First build up lists of barcodes onlists needed for this protocol the names will be passed to the template.

In [None]:
# this dictionary is team_id: Chemistry: template_filename

y2ave_templates = {
    "Team_1": { # filename in example seqspec matched Team_1.tsv
        "10x_multiome": "y2ave_characterization_mcginnis.yaml.j2",
    },
    "Team_2": { # filenames in table reference CharacterizationMcGinnis
        "10x_multiome": "y2ave_characterization_mcginnis.yaml.j2",        
    },
    "Team_3": {
        "10x_multiome": None,
        "10x_v2": None,
    },
    "Team_4": {
        "10x_v2": None,
    },
    "Team_5": {
        "10x_multiome": None,
        "10x_v2": None,
    },
    "Team_6": { # filename in example seqspec matched Team_6.tsv
        "10x_v2": "y2ave_10xsnatac.yaml.j2",
    },
    "Team_7": { # my team
        "10x_multiome": "y2ave_10xmultiome_bridge_satpathy.yaml.j2",
        "parse": "y2ave_parse_bridge.yaml.j2",
    },
    "Team_8": { # only one shareseq team
        "shareseq": "y2ave_shareseq_bmmc_single_donor.yaml.j2",
    }
}

def format_template_filename(filenames):
    if len(filenames) == 0:
        return ""
    else:
        return Path(filenames[0]).name

def render_seqspec(team_id, row):
    context = {
        "ATAC_barcode": format_template_filename(row["ATAC_barcode"]),
        "ATAC_fastq_R1": format_template_filename(row["ATAC_fastq_R1"]),
        "ATAC_fastq_R2": format_template_filename(row["ATAC_fastq_R2"]),
        "RNA_fastq_R1": format_template_filename(row["RNA_fastq_R1"]),
        "RNA_fastq_R2": format_template_filename(row["RNA_fastq_R2"]),
    }

    # load the template and instantiate it with the context for this specific measurement set.
    # this version needs the libspec branch that separates the sequence and library specifications
    template = env.get_template(y2ave_templates[team_id][row["Chemistry"]])

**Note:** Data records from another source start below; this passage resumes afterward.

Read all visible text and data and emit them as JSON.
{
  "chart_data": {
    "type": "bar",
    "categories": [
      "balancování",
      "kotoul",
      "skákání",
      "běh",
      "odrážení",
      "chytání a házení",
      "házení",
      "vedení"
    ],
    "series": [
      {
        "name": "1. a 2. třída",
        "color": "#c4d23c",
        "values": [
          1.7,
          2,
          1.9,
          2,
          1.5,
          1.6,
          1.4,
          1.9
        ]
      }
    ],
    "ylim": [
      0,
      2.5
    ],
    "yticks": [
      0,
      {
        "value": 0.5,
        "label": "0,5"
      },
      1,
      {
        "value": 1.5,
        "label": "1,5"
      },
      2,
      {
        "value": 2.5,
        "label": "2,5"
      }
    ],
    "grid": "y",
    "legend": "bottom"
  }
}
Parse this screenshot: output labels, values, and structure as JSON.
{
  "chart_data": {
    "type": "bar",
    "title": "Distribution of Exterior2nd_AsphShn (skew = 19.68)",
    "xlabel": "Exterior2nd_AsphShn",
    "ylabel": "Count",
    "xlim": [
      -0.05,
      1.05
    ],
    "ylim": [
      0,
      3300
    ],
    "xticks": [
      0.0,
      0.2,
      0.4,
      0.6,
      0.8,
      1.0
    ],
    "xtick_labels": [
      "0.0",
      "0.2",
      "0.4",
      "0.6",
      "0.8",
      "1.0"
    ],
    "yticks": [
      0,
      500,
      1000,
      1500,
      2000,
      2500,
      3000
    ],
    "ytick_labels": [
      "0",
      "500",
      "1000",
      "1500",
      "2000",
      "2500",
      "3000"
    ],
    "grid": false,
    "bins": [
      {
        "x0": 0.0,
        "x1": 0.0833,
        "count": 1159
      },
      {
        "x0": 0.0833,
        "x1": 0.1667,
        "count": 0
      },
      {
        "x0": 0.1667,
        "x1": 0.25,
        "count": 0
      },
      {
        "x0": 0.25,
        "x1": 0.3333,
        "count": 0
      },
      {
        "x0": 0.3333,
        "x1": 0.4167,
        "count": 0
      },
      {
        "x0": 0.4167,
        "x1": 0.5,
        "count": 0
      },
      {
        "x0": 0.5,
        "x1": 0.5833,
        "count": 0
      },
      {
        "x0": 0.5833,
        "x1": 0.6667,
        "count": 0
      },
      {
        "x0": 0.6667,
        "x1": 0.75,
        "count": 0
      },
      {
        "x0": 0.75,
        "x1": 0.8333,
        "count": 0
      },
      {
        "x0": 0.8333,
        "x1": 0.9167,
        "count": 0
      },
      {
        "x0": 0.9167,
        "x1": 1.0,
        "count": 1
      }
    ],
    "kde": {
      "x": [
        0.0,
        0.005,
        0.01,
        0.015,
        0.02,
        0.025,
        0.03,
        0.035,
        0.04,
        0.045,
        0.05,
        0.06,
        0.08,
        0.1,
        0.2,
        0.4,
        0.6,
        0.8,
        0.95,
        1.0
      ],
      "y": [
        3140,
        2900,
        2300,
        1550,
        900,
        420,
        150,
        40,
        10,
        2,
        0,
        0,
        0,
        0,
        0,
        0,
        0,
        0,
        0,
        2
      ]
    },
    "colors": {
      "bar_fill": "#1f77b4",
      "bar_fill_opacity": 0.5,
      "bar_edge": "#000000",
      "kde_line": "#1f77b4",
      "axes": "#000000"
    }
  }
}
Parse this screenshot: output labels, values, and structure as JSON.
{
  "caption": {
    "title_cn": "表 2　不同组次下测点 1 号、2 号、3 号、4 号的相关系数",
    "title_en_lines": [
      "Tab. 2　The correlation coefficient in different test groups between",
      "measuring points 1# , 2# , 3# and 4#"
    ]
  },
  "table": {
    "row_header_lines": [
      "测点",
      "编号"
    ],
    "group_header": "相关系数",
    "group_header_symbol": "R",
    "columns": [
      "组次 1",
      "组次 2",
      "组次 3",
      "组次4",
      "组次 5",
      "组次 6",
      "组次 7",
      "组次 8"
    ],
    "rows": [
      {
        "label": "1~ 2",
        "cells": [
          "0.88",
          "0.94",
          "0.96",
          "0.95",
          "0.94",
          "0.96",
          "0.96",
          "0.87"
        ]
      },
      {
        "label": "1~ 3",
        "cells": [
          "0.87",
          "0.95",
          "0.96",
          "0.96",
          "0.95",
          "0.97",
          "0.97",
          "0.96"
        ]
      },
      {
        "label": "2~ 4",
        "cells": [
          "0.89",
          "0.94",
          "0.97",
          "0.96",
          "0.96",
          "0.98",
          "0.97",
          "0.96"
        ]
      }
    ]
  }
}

    # this version needs the original version that merges the sequence and library specification concepts
    #parse_wt_mega_v2 = env.get_template("parse-wt-mega-v2-single-index-seqspec-0.yaml.j2")

    example_yaml = template.render(context)

    # validate the generated seqspec file.
    example_spec = load_spec_stream(StringIO(example_yaml))
    seqspec_validate(seqspec_schema, example_spec.to_dict())
    
    return example_yaml

## print example seqspec

Change the team id and iloc (0-based row number) to generate different specific seqspecs

In [None]:
# Print the example for evaluation.
team_id = "Team_2"
example_yaml = render_seqspec(team_id, load_team_table(team_id).iloc[1])
print(example_yaml)

## generate seqspec charts

Intended to help double check the seqspec file

In [None]:
example_spec = load_spec_stream(StringIO(example_yaml))
print(run_print_library_tree(example_spec))

In [None]:
run_print_library_png(example_spec)

# Generate team seqspec tarfile

Once everything looks good, generate a tarfile of all the seqspecs for a team table change team_id here to pick the table you want.

In [None]:
def save_team_seqspecs(team_id, table):
    destination = f"{team_id}_seqspecs.tar.gz"
    with tarfile.open(destination, "w:gz") as archive:
        for i, row in table.iterrows():
            row_name = row[0]
            print("Processing {}".format(row_name))
            spec_yaml = render_seqspec(team_id, row)
            spec_stream = BytesIO(spec_yaml.encode("utf-8"))
            spec_filename = f"{team_id}_{row_name}_seqspec.yaml"
            spec_tarinfo = tarfile.TarInfo(str(spec_filename))
            spec_tarinfo.size = len(spec_yaml)
            archive.addfile(spec_tarinfo, fileobj=spec_stream)


team_id = "Team_7"
save_team_seqspecs(team_id, load_team_table(team_id))